Coming just days after Mr Branson was photographed with the Princess of Wales naming a new Virgin Atlantic airbus, there is seemingly no end to the tycoon's public relations triumphs.
But how does he do it? Is he a brilliant self-publicist? Is it just luck? Or is it simply that nothing succeeds like success?
A mixture of all three appears to be the answer. As far as the released Britons are concerned, Sir Edward rang Mr Branson early on Monday morning and asked him whether he could supply a jet for the private rescue mission.
Mr Branson, sitting in the upper-class lounge at Heathrow waiting for the Princess to arrive to name his new jet, said yes immediately and was briefed on the details of the trip later.
In October 1990, Mr Branson, at Sir Edward's request, arranged for a jet to fly 40 sick and injured hostages out of Iraq, and in September that year King Hussein of Jordan asked Mr Branson, whom he knows, to fly in relief supplies for 300,000 Kuwaiti refugees.
Sometimes, then, Mr Branson simply lends a hand when asked for help. Other events are more premeditated. The request to the Palace for the Princess to name the new jet, for example, was made in July. Hot-air ballooning trips across the Atlantic and Pacific oceans were adventures designed to promote Virgin Atlantic. As was racing across the Atlantic in a high-speed power boat in 1986. Mr Branson does not rely on a phalanx of public relations advisers. There is one press officer in each of the Virgin companies and Will Whitehorn, corporate affairs director, and his assistant in Mr Branson's private office.
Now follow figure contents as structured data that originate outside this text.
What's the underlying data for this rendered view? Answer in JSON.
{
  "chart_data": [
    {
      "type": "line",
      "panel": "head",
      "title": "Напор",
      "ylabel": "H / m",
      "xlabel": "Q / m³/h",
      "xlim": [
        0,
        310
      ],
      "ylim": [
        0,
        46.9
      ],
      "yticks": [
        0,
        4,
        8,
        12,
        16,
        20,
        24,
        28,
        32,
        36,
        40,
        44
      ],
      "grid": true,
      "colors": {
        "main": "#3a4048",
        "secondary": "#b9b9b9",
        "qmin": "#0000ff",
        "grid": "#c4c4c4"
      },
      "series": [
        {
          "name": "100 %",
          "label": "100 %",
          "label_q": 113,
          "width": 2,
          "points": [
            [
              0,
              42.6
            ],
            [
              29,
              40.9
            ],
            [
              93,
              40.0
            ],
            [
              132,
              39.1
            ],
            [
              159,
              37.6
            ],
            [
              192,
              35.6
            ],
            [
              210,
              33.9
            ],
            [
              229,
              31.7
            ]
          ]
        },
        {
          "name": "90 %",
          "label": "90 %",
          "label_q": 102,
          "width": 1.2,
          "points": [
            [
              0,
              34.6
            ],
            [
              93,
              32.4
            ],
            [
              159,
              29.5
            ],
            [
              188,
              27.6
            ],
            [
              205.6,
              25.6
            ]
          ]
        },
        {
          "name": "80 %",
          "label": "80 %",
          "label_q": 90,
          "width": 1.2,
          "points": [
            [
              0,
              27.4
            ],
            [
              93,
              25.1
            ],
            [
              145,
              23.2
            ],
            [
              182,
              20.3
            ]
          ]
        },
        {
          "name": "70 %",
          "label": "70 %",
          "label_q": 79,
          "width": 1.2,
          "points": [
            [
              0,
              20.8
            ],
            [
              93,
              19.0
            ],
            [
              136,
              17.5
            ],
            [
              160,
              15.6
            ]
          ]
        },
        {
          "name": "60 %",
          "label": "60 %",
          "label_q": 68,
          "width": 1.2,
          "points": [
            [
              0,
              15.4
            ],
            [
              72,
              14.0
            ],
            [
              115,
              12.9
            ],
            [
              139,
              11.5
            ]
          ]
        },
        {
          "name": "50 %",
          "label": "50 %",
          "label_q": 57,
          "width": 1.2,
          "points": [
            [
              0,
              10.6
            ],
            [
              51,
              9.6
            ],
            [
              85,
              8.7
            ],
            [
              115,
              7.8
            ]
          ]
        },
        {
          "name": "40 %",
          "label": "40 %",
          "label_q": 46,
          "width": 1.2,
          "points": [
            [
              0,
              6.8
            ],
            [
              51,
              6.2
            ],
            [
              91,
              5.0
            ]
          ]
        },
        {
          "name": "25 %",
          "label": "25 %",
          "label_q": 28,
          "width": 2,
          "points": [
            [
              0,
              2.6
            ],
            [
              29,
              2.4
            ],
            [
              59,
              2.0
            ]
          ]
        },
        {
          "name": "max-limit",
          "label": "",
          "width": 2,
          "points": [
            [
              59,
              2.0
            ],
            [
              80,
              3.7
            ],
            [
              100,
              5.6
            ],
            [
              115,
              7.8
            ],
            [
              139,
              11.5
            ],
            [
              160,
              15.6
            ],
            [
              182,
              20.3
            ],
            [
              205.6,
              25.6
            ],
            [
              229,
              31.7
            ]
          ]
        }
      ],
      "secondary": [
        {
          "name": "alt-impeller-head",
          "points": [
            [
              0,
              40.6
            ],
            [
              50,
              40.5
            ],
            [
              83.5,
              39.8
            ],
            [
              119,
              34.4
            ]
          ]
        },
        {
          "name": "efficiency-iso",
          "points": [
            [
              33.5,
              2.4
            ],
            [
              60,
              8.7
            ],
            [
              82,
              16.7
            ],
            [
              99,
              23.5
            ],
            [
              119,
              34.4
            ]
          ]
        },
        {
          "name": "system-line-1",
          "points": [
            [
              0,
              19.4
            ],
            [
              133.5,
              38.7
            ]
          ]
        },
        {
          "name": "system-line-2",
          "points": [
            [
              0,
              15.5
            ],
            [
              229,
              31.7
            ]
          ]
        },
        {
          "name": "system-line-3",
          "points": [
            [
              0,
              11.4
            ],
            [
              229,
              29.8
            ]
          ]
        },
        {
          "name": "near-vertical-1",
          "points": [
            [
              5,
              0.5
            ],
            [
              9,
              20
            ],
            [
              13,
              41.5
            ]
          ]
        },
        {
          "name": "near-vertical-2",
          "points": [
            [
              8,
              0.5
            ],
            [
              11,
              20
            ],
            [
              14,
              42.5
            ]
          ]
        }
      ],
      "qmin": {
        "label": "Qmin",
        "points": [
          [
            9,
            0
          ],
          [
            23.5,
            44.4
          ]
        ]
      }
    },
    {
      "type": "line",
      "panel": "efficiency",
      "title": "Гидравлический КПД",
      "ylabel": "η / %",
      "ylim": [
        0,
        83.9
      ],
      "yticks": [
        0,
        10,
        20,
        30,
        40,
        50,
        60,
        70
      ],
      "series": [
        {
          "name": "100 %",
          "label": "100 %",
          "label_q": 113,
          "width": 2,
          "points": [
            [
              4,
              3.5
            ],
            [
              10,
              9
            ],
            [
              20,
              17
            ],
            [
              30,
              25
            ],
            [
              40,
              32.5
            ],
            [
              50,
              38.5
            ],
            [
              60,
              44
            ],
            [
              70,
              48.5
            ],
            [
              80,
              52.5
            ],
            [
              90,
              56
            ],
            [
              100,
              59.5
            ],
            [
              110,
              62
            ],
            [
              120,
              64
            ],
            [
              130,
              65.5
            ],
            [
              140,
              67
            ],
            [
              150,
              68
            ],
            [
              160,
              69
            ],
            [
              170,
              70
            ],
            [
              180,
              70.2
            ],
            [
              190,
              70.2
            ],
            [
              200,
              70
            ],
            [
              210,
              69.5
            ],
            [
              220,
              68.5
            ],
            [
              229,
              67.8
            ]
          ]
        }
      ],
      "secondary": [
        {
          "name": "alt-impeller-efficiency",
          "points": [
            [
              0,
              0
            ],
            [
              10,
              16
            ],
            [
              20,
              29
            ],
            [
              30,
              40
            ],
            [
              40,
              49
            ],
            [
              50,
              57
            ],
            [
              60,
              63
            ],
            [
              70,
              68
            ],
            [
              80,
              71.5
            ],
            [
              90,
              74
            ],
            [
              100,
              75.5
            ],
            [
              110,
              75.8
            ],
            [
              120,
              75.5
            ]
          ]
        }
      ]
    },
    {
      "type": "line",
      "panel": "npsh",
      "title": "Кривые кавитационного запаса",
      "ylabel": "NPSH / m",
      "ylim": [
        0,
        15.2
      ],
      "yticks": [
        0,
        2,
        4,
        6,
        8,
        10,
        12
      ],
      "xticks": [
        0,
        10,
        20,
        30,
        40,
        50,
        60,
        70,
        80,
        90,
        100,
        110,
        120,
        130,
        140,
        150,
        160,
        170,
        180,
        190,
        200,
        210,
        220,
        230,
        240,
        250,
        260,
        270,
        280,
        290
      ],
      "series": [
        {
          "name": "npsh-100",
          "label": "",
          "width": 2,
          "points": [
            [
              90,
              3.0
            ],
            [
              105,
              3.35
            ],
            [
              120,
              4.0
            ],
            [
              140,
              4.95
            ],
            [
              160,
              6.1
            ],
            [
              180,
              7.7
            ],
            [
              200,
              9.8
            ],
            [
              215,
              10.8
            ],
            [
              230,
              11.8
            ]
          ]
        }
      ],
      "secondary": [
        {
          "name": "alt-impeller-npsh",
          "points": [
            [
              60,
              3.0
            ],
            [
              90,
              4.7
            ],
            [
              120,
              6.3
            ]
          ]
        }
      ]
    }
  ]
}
Mr Whitehorn, who has been with Virgin for six years, says that before 1984 Mr Branson rarely gave press interviews, but that in that year Sir Freddie Laker advised him to achieve a high business profile in order to compete with the big airlines.
'Shout long and hard at the first sign of trouble,' Sir Freddie said. Advice that was to prove invaluable during the British Airways 'dirty tricks' campaign when Virgin Atlantic had to defend itself from a stream of untrue allegations.
Max Clifford, the astute master of public relations, says that while Mr Branson is a natural showman, Britain also delights in his swashbuckling image of self- made English entrepreneur.
'He's a man for all occasions,' Mr Clifford says. 'He knows a good opportunity and enjoys it but there are a lot of people out there who he has helped at the same time. There are lots of people who benefit from Richard Branson, other than Richard Branson.'
Mind you, Mr Clifford adds, Mr Branson ought to be careful that he does not go over the top. Putting an arm around the Princess of Wales was perhaps a bridge too far.
British Airways was putting a brave face on Virgin Atlantic's latest PR triumph. It was delighted the Britons had been released. BA would also 'have been happy to fly them back to the UK'. It just wasn't asked.